O “transplante fecal” como ferramenta de tratamento
A infecção de Clostridium difficile é o exemplo perfeito de como um microbioma intestinal desequilibrado pode afetar a nossa saúde. Geralmente ocorre em pacientes que tomaram antibióticos recentemente, porque esses medicamentos podem matar bactérias que competem com o Clostridium difficile para recursos.
Para ajudar a restaurar o equilíbrio, as pessoas com infecções graves ou recorrentes causadas por Clostridium difficile eles podem ser submetidos a uma terapia chamada “transplante fecal”. Procedimento que hoje é realizado por meio da introdução retal de fezes de um “doador” com intestino saudável.
Uma pílula de…
FDA recentemente aprovado extensão VOWST, uma pílula de transplante fecal para tratar infecções recorrentes de Clostridium difficile. A Seres Therapeutics fabrica esta pílula usando matéria fecal devidamente selecionada e controlada.
O tratamento consiste em quatro cápsulas ao dia durante três dias em adultos que já receberam antibióticos sem resultado.
Em um estudo de fase 3, 88% dos pacientes que tomaram a pílula de transplante fecal não tiveram recorrência da infecção de Clostridium difficile por 8 semanas (conto 60% do grupo placebo). Seis meses após a terapia, o 79% do grupo tratado ainda estava livre de infecção (vs. 53% do grupo placebo).
Por pior que pareça, a disponibilidade de um produto da microbiota fecal que pode ser tomado por via oral é um grande passo no tratamento de pacientes que sofrem dessa infecção com risco de vida.
Além do transplante fecal: novas terapias direcionadas ao microbioma
A abordagem do transplante fecal não para em uma infecção bacteriana específica. A própria Seres já está envolvida num estudo de Fase 1b para a sua próxima pílula direcionada ao microbioma, SER-155, destinada a pessoas que foram submetidas a transplantes de órgãos ou células estaminais.
A pílula contém uma mistura de bactérias cultivadas em laboratório destinadas a inibir a proliferação de patógenos, reduzir a inflamação intestinal e modular o sistema imunológico. O alvo? Prevenir infecções resistentes a antibióticos e Doença do enxerto contra hospedeiro (GvHD), uma complicação com risco de vida em que as células doadas atacam o corpo do receptor.

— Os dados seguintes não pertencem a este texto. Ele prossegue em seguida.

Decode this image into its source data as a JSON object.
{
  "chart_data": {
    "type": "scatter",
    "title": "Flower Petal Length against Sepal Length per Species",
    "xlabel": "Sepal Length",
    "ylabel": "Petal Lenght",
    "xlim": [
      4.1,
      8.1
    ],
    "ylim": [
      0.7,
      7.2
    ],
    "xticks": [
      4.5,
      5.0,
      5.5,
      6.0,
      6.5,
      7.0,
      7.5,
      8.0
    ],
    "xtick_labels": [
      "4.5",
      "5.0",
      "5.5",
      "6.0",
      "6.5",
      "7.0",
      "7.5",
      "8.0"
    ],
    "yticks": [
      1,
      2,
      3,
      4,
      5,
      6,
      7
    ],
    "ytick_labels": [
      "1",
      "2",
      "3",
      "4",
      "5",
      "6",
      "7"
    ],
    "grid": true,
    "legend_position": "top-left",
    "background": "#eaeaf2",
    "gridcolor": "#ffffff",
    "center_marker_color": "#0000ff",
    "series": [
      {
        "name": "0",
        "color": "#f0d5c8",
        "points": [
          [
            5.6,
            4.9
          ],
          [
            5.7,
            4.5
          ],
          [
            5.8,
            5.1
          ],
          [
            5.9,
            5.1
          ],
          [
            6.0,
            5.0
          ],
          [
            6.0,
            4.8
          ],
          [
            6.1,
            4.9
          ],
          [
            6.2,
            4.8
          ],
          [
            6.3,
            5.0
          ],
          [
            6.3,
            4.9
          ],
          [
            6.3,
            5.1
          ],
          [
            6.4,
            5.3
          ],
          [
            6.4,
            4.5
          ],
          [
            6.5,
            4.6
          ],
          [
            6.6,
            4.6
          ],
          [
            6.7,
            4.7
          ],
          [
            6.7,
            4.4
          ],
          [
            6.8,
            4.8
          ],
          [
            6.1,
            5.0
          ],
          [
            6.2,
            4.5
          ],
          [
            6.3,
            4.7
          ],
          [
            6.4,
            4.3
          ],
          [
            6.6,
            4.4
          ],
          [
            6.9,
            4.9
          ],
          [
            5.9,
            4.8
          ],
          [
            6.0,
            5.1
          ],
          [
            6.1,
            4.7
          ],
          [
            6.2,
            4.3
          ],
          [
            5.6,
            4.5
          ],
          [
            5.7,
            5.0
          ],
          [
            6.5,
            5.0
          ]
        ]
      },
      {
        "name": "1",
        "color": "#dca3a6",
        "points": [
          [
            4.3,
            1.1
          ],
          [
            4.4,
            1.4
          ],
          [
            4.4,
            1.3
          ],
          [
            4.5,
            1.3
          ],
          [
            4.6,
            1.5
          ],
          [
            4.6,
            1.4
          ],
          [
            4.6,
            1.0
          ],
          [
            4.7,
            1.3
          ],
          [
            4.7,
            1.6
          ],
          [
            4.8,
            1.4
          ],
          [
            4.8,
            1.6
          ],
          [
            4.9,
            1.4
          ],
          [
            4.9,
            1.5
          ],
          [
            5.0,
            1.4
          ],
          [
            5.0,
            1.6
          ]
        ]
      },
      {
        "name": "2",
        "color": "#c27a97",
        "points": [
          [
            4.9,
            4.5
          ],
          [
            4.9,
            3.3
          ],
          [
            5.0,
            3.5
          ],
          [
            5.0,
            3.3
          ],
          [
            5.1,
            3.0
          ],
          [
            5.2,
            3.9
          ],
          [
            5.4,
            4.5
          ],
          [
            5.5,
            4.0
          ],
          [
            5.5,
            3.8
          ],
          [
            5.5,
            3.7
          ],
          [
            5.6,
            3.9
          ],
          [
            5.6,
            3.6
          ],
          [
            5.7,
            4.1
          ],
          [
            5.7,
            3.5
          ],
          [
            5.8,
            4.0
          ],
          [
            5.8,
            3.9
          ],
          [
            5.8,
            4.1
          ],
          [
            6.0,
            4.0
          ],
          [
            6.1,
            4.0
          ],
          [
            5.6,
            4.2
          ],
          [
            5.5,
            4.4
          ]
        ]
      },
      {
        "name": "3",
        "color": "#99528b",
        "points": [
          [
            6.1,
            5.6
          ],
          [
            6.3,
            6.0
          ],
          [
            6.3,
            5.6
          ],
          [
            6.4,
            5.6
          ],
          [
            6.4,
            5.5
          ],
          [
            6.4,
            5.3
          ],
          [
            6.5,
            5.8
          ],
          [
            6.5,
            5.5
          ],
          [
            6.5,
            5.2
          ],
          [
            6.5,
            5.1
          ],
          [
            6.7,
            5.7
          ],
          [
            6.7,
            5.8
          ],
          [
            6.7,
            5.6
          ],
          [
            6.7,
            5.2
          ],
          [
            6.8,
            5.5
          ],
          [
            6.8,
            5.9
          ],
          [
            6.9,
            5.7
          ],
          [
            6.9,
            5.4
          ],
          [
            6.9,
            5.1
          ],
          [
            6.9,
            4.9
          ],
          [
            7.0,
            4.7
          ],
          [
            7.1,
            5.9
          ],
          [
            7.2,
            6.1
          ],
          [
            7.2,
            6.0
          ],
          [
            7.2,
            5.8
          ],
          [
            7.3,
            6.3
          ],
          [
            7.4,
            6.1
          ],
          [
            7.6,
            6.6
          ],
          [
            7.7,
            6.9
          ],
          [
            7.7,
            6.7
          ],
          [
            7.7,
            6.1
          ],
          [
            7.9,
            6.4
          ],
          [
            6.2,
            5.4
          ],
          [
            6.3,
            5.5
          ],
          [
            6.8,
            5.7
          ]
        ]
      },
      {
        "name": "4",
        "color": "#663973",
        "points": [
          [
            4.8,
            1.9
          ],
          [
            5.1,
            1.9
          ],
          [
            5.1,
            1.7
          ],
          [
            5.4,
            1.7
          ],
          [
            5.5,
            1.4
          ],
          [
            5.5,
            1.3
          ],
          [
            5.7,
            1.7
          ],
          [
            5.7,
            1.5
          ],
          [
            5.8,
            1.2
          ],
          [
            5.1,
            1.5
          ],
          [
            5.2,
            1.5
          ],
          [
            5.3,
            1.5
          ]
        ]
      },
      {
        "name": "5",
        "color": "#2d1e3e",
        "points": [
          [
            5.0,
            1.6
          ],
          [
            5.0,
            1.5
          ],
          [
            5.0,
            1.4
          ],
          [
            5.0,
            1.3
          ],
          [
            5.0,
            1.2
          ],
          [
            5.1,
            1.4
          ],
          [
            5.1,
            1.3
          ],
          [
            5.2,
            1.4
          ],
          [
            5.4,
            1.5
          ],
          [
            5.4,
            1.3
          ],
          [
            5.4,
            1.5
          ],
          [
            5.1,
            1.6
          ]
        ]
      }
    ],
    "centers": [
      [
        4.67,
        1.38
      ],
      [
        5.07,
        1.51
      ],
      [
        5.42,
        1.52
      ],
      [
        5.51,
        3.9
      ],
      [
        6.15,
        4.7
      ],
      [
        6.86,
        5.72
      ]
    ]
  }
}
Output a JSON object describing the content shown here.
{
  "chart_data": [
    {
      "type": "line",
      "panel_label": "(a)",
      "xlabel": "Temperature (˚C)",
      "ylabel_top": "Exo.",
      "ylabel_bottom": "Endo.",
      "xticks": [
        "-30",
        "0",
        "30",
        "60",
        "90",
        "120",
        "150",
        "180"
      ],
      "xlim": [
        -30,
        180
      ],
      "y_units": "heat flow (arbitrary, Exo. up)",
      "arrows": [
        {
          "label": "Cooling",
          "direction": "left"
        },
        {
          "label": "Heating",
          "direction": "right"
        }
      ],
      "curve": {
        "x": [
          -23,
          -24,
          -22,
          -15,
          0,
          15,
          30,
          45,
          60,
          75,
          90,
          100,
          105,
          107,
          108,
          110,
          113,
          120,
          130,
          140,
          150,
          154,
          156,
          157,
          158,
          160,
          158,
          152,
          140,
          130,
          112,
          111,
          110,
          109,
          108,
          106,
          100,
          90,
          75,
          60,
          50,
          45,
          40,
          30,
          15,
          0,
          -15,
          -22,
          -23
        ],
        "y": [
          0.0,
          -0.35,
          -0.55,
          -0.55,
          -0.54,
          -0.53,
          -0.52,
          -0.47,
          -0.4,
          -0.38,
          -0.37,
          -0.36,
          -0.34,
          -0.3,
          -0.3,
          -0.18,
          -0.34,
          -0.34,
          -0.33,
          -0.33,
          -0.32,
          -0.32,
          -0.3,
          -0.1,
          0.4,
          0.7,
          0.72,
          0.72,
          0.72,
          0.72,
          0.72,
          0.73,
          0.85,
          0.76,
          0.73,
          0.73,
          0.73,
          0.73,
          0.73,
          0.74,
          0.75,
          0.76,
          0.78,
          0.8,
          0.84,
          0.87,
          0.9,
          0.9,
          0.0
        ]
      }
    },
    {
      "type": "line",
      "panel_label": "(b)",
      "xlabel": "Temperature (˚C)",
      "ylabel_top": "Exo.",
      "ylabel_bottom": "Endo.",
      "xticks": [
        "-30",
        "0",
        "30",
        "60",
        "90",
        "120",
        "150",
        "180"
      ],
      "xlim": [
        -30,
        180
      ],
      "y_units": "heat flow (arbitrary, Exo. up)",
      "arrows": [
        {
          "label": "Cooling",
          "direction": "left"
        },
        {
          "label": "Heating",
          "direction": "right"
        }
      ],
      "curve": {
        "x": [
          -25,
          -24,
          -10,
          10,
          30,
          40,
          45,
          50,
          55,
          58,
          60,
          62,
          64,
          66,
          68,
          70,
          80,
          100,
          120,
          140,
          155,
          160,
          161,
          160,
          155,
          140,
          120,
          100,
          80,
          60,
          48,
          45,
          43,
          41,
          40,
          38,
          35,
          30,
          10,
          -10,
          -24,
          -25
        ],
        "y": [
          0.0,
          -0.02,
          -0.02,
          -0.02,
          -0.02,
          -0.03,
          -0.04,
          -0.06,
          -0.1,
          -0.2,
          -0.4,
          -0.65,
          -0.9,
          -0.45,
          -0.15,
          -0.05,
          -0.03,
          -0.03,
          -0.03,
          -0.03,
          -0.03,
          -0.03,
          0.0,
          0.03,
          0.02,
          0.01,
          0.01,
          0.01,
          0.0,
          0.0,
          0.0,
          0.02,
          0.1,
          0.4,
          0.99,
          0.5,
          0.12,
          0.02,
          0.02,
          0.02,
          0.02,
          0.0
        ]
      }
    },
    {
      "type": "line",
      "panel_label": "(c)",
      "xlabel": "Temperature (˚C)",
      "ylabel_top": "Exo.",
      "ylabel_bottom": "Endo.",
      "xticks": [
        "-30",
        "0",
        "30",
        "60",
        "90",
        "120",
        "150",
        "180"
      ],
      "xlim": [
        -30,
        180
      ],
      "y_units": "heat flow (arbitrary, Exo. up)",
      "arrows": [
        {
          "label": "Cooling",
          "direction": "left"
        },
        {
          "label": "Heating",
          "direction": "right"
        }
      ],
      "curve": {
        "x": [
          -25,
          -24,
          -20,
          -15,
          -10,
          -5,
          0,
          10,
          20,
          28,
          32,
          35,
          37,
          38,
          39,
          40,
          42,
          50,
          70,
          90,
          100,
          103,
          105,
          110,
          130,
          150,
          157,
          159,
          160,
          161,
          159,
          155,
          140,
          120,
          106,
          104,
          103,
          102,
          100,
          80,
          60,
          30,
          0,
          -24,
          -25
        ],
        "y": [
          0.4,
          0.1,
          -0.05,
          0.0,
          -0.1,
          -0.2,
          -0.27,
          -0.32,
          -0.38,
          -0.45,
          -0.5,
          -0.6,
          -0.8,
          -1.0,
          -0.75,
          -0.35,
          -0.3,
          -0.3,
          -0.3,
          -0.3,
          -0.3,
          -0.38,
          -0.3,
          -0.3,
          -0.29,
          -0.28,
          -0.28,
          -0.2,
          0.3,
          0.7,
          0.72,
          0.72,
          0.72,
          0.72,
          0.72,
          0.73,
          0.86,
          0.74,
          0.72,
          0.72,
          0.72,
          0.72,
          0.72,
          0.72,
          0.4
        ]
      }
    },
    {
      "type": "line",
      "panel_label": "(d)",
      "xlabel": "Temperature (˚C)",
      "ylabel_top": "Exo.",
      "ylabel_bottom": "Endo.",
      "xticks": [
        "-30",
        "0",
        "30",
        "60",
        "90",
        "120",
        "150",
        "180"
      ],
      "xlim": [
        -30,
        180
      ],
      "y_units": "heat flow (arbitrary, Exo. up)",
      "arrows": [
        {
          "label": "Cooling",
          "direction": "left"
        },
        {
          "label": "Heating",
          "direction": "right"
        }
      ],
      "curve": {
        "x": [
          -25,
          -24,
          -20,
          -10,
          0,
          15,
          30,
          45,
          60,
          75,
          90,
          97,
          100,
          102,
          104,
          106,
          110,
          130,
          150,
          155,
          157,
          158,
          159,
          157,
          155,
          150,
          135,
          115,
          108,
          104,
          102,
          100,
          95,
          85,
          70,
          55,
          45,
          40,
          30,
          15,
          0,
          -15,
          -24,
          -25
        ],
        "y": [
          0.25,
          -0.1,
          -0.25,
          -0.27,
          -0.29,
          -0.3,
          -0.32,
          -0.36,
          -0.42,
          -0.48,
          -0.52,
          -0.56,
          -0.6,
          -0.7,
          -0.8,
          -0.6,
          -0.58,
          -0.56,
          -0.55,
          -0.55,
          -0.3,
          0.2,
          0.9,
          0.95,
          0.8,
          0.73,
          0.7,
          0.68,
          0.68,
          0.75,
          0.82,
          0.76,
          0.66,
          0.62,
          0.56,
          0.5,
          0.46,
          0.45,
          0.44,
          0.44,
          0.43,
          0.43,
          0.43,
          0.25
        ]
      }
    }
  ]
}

Se a pílula for bem-sucedida entre os pacientes transplantados, pode haver oportunidades para tratar cirrose, neutropenia por câncer e outras condições em que a resistência antimicrobiana é um problema.
Mais
Outros grupos de investigação estão a desenvolver terapias direcionadas ao microbioma para tratar o cancro, a esclerose múltipla e até o envelhecimento. Outros ainda procuram identificar “biomarcadores” no microbioma que possam auxiliar no diagnóstico e prevenção de doenças. O interessante destas terapias é que, ao contrário dos nossos genes, o microbioma pode ser modificado mais facilmente.
Do microbioma uma ponte para a saúde humana
Antes do transplante fecal se tornar o padrão para infecções recorrentes de Clostridium difficile, muitas pessoas têm procurado melhorar a saúde do microbioma com o uso de probióticos, dietas “amigas do intestino” e outros métodos, mas a eficácia destas abordagens sempre foi questionada.
Só com os estudos mais recentes começamos a compreender a importância do microbioma intestinal para a saúde e como podemos “manipulá-lo” para obter resultados concretos.
A pílula para transplante fecal é apenas o começo de uma nova era na medicina, em que nosso intestino e seu ecossistema se tornam protagonistas no caminho da cura e prevenção de doenças.